Suasana debat pamungkas Pilkada Jakarta 2024. Foto M Julnis Firmansyah
Jakarta, tvrijakartanews - Calon Gubernur Jakarta Nomor Urut 1, Ridwan Kamil alias RK, menekankan pentingnya prinsip keadilan sosial, ekonomi, dan lingkungan dalam pembangunan proyek Giant Sea Wall alias tanggul laut raksasa di pesisir Jakarta. Hal ini ia sampaikan dalam debat Pilkada Jakarta 2024 yang berlangsung di Hotel Sultan, Jakarta Pusat, Minggu (17/11/2024).

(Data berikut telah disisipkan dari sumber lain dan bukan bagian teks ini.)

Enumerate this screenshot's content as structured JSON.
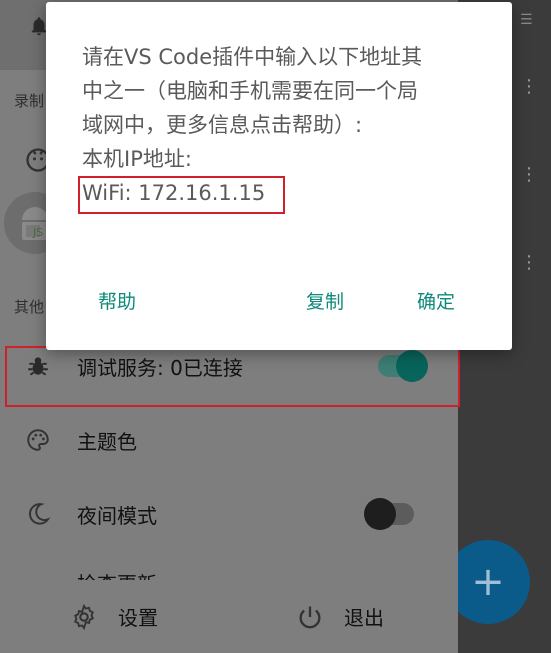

Menurut Ridwan, pembangunan yang telah ditetapkan sebagai Proyek Strategis Nasional (PSN) ini tidak hanya harus memenuhi tujuan mitigasi banjir pesisir tetapi juga membawa manfaat nyata bagi masyarakat, terutama masyarakat pesisir.
“Kawasan Giant Sea Wall harus menjadi ruang sosial yang bermanfaat bagi masyarakat, termasuk generasi muda. Ini adalah bagian dari keadilan tata ruang agar masyarakat pesisir juga mendapatkan manfaat. Selain itu, kami juga berencana memperluas kawasan mangrove untuk meningkatkan manfaat ekologis,” ujar RK.

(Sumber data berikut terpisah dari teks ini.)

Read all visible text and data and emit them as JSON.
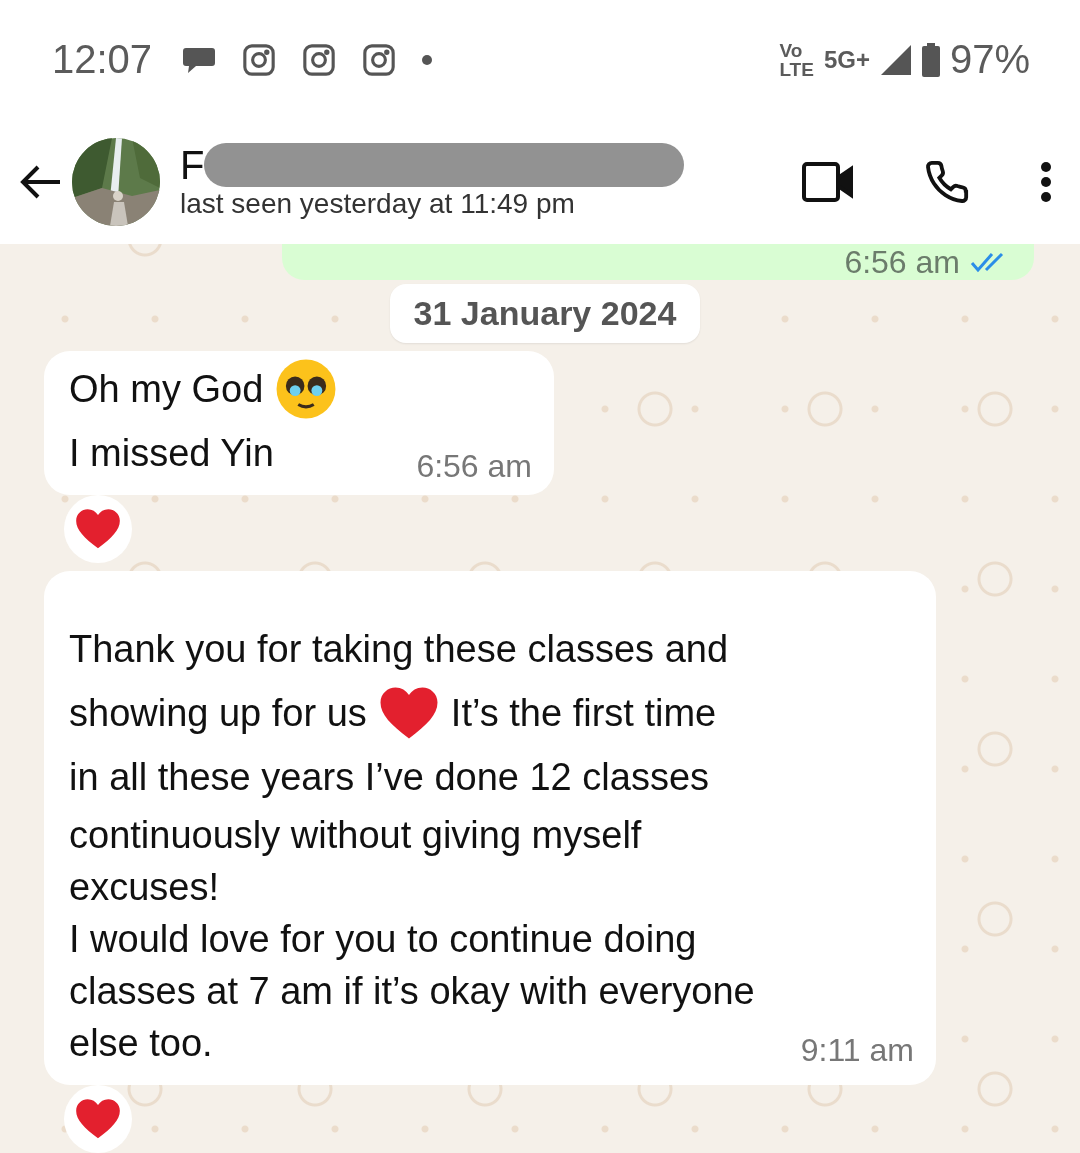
{
  "status_bar": {
    "time": "12:07",
    "notification_icons": [
      {
        "kind": "chat"
      },
      {
        "kind": "camera"
      },
      {
        "kind": "camera"
      },
      {
        "kind": "camera"
      },
      {
        "kind": "dot"
      }
    ],
    "network_top": "Vo",
    "network_bottom": "LTE",
    "network_type": "5G+",
    "battery": "97%"
  },
  "header": {
    "name": "F",
    "status": "last seen yesterday at 11:49 pm",
    "name_redacted": true
  },
  "messages": [
    {
      "kind": "outgoing_partial",
      "time": "6:56 am",
      "read": true
    },
    {
      "kind": "date",
      "text": "31 January 2024"
    },
    {
      "kind": "incoming",
      "lines": [
        [
          {
            "kind": "text",
            "text": "Oh my God"
          },
          {
            "kind": "face"
          }
        ],
        [
          {
            "kind": "text",
            "text": "I missed Yin"
          }
        ]
      ],
      "time": "6:56 am",
      "reaction": true
    },
    {
      "kind": "incoming_long",
      "lines": [
        [
          {
            "kind": "text",
            "text": "Thank you for taking these classes and"
          }
        ],
        [
          {
            "kind": "text",
            "text": "showing up for us"
          },
          {
            "kind": "heart"
          },
          {
            "kind": "text",
            "text": "It’s the first time"
          }
        ],
        [
          {
            "kind": "text",
            "text": "in all these years I’ve done 12 classes"
          }
        ],
        [
          {
            "kind": "text",
            "text": "continuously without giving myself"
          }
        ],
        [
          {
            "kind": "text",
            "text": "excuses!"
          }
        ],
        [
          {
            "kind": "text",
            "text": "I would love for you to continue doing"
          }
        ],
        [
          {
            "kind": "text",
            "text": "classes at 7 am if it’s okay with everyone"
          }
        ],
        [
          {
            "kind": "text",
            "text": "else too."
          }
        ]
      ],
      "time": "9:11 am",
      "reaction": true
    }
  ]
}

Mantan Gubernur Jawa Barat itu menambahkan bahwa dialog dengan masyarakat, organisasi lingkungan, dan lembaga swadaya masyarakat (LSM) merupakan langkah kunci sebelum melanjutkan proyek. “Warga harus dilibatkan untuk memastikan apakah Giant Sea Wall adalah satu-satunya solusi,” imbuhnya.
Dalam debat itu, calon nomor urut 3, Pramono Anung, menyambut baik gagasan Ridwan Kamil dan menekankan bahwa pembangunan infrastruktur harus sejalan dengan keberlanjutan lingkungan. Ia bahkan mengusulkan tambahan konsep Giant Mangrove Wall sebagai pendamping Giant Sea Wall.
“Selain melindungi pesisir, mangrove dapat meningkatkan ekosistem secara alami. Komitmen ini akan kami lanjutkan dengan menanam pohon mangrove sebagai kekuatan bersama. Kami juga akan melibatkan masyarakat pesisir dalam proses pembangunan,” kata Pramono.
Pramono memastikan pemerintah Jakarta bertanggung jawab menyelesaikan 11,1 kilometer proyek Giant Sea Wall yang belum rampung. Ia menilai proyek ini penting untuk melindungi Jakarta dari banjir dan abrasi.
Sementara itu, calon nomor urut 2, Dharma Pongrekun, menyoroti dampak ekonomi yang dirasakan masyarakat pesisir akibat proyek ini. Ia menyebut nelayan mengalami kerugian hingga Rp137 miliar per tahun akibat terganggunya aktivitas mereka.
“Pemerintah harus memberikan ganti rugi tahunan kepada nelayan untuk menutup kerugian tersebut. Proyek ini harus memastikan masyarakat pesisir tidak dirugikan,” tegas Dharma.
Dharma juga menekankan bahwa meskipun proyek Giant Sea Wall adalah PSN, pendekatannya harus berpusat pada manusia. Ia meminta agar pemerintah lebih peka terhadap kebutuhan masyarakat pesisir, khususnya nelayan.